Sehr geehrter Herr Präsident! Liebe Kollegen und Kolleginnen!
Neben den starken Auswirkungen auf unser Berufs- und Familienleben betrifft die Coronakrise auch noch andere Gebiete. So liegen derzeit auch viele ehrenamtliche Aktivitäten brach.
Herr Paul, nach Ihrer Rede frage ich mich aber ernsthaft, warum Sie gestern den Antrag für die Unterstützung der Schaustellervereine abgelehnt haben.
Das passt hier überhaupt nicht ins Bild. Denn für die über 115.000 gemeinnützigen Vereine und Organisationen in Nordrhein-Westfalen sind nicht nur die ehrenamtlichen Helferinnen und Helfer nicht mehr in gewohntem Maß verfügbar, sondern auch bereits geplante Aktivitäten mussten abgesagt oder konnten sogar gar nicht erst geplant werden. Das tut den Vereinen sehr weh. Die Vorbereitungen für Feste, Veranstaltungen oder sogar Märkte kosten Zeit und Geld. Das sind Einkunftsmöglichkeiten, die jetzt wegfallen.
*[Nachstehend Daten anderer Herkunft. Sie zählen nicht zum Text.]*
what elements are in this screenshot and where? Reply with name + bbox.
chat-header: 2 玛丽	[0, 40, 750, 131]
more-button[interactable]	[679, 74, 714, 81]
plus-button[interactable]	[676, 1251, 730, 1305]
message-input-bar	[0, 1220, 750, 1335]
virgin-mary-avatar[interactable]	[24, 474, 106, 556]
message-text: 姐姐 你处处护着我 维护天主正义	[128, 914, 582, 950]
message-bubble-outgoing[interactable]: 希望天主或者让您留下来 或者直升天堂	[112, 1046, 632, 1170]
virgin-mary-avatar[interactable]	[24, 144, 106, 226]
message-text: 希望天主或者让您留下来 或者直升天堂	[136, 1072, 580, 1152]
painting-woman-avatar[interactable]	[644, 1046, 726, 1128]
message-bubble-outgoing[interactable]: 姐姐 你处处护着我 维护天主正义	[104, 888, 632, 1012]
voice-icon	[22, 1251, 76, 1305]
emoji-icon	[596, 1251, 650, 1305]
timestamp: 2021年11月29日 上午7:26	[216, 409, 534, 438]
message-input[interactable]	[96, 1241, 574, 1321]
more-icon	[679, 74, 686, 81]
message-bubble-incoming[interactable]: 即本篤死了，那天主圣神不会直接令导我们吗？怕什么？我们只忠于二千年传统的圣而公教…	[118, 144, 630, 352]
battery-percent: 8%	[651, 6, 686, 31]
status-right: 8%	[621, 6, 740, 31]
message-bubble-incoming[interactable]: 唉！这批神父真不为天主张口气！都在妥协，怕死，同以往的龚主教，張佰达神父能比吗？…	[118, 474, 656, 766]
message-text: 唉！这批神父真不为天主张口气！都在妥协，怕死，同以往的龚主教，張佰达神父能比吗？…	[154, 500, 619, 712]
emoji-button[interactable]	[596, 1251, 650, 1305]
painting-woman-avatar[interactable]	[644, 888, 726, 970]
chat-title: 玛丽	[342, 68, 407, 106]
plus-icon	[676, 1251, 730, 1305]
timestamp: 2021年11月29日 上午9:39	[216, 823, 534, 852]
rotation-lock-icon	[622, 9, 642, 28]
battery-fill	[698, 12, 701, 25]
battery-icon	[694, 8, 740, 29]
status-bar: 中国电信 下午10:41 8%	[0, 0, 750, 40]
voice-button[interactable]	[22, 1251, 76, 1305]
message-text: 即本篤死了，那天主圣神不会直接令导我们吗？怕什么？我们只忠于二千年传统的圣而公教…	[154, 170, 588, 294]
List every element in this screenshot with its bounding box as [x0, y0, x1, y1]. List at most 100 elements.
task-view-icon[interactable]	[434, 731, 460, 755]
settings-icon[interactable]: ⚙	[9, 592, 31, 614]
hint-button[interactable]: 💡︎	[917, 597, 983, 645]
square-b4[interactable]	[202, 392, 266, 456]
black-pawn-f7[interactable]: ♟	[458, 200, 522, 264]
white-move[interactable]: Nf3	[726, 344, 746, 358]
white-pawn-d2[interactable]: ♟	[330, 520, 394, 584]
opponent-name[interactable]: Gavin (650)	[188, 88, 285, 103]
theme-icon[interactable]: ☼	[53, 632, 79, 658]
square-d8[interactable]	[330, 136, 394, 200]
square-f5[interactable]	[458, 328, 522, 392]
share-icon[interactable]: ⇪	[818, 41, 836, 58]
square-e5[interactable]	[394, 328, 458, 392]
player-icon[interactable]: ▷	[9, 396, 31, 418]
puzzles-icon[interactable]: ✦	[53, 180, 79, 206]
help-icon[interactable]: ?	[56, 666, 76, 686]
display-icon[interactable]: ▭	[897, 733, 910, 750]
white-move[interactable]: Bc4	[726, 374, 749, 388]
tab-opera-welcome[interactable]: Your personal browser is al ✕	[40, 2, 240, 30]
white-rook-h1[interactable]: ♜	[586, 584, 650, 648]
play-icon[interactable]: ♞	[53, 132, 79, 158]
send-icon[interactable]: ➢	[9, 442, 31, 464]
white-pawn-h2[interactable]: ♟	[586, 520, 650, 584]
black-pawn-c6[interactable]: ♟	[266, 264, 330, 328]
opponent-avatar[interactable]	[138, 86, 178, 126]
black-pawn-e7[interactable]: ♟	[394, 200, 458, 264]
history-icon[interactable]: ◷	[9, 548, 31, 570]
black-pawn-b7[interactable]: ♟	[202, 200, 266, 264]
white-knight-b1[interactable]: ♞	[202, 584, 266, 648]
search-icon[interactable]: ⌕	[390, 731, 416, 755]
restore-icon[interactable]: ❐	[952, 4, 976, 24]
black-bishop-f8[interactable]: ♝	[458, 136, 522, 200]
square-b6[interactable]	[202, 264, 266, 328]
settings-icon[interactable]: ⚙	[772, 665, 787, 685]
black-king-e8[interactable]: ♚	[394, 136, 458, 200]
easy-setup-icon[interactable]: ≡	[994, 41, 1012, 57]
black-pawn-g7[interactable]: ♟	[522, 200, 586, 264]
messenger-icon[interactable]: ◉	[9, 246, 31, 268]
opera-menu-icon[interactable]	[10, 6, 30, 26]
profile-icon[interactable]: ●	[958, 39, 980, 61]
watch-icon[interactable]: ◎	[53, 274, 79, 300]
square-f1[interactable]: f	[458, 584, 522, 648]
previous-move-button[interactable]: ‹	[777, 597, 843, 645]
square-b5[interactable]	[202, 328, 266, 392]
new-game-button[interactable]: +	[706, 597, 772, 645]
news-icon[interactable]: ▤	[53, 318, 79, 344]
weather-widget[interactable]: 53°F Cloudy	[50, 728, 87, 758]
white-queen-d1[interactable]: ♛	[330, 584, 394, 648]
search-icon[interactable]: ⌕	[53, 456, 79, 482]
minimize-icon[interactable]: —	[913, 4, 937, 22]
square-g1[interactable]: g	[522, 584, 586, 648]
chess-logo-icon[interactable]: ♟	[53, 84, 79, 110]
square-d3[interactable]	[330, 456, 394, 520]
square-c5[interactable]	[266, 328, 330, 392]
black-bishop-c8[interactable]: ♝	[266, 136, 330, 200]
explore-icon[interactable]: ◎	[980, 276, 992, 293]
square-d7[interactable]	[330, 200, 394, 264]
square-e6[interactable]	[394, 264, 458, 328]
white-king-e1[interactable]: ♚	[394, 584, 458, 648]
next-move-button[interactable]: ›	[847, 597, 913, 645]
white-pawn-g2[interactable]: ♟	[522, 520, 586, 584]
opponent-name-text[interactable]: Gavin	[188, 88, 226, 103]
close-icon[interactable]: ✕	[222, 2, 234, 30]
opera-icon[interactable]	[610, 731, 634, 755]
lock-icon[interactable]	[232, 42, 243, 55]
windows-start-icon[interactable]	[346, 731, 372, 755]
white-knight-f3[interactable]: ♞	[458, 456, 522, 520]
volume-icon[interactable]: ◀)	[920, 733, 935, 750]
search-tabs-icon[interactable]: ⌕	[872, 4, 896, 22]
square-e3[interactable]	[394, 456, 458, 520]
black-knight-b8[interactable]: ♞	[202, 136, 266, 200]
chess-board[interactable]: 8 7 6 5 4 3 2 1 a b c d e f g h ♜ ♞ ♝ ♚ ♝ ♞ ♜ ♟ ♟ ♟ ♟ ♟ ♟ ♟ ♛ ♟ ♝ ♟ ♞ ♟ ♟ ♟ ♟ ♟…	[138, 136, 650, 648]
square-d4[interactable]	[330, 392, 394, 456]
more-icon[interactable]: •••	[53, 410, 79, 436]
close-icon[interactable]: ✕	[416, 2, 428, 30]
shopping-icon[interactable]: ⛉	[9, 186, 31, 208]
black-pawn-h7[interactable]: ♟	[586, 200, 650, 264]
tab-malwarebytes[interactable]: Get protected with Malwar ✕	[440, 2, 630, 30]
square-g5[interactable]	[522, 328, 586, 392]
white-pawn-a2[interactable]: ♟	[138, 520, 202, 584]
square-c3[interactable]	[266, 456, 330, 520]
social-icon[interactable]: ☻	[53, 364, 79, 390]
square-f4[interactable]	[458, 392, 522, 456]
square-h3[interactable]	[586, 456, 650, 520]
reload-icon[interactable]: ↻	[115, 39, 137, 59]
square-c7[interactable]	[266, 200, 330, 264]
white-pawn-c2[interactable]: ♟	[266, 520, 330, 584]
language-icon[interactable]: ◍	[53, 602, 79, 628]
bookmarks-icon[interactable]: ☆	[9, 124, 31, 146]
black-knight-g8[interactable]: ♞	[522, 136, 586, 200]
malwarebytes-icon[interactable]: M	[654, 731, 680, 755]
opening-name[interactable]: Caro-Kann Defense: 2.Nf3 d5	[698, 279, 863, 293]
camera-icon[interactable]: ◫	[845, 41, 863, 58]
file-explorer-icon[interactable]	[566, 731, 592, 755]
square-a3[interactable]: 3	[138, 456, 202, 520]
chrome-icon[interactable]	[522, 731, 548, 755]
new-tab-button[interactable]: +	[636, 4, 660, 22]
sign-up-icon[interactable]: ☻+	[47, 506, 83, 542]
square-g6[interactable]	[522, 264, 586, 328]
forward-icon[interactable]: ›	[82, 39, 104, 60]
In meinem Wahlkreis gibt es beispielsweise einen äußerst regen Schützenverein, der eine immense Rolle im kulturellen Leben dieser Region spielt. Jährlich im Juli findet das große Schützenfest statt. Das ist das Sommer-Highlight. Hierfür wird eine Menge an organisatorischem Aufwand betrieben, und es müssen weit im Vorfeld Verträge abgeschlossen werden mit dem Festwirt, dem Zeltbauer, der Partyband, Musikkapellen, einem DJ, dem Roten Kreuz, einem Sicherheitsdienst und vieles mehr.
Im Frühjahr veranstaltet der Schützenverein traditionell eine große Tanzparty, Anfang Mai einen Familientag, im Sommer noch ein Kinderschützenfest. Zum Ende des Jahres geht es weiter mit Kompaniefesten, Schießabenden sowie Mithilfe auf dem Weihnachtsmarkt.
Einige der Aktivitäten bringen natürlich auch Gewinn. Denn der Verein hat Fixkosten zu bestreiten, vom Training der Bogensportler und Sportschützen über die Pflege der Gebäude und des großen Schützenplatzes, Aktivitäten für Jugend- und Kindergruppen bis hin zu Seniorentreffen und zig anderen Veranstaltungen und Zusammenkünften. Das alles wird mit ehrenamtlichen Kräften auf die Beine gestellt, kostet aber Geld, das jetzt nicht mehr erwirtschaftet wird.
Ich bin mir sicher, dass es vielen anderen Schützen-, Heimat- und Karnevalsvereinen in Nordrhein-Westfalen sehr ähnlich ergeht, aber nicht nur diesen Vereinen.
Der Antrag der regierungstragenden Fraktionen kommt deshalb zwar für die darin erwähnten Vereine genau zur richtigen Zeit. Leider vergessen CDU und FDP aber maßgeblich die vielen anderen Vereine, die ebenfalls zu unserem gesellschaftlichen Leben beitragen.
Auch sie haben Fixkosten zu bestreiten. Auch sie haben Veranstaltungen abzusagen, keine Möglichkeit, Einnahmen zu erwirtschaften. Ich denke da an Musik- und Gesangvereine, aber auch an die Tafeln oder an Kleingartenvereine, an die Jugendarbeit im Bereich der Feuerwehren, des Technischen Hilfswerks sowie der Katastrophenschutzverbände. Alle leiden unter den derzeitigen Einschränkungen.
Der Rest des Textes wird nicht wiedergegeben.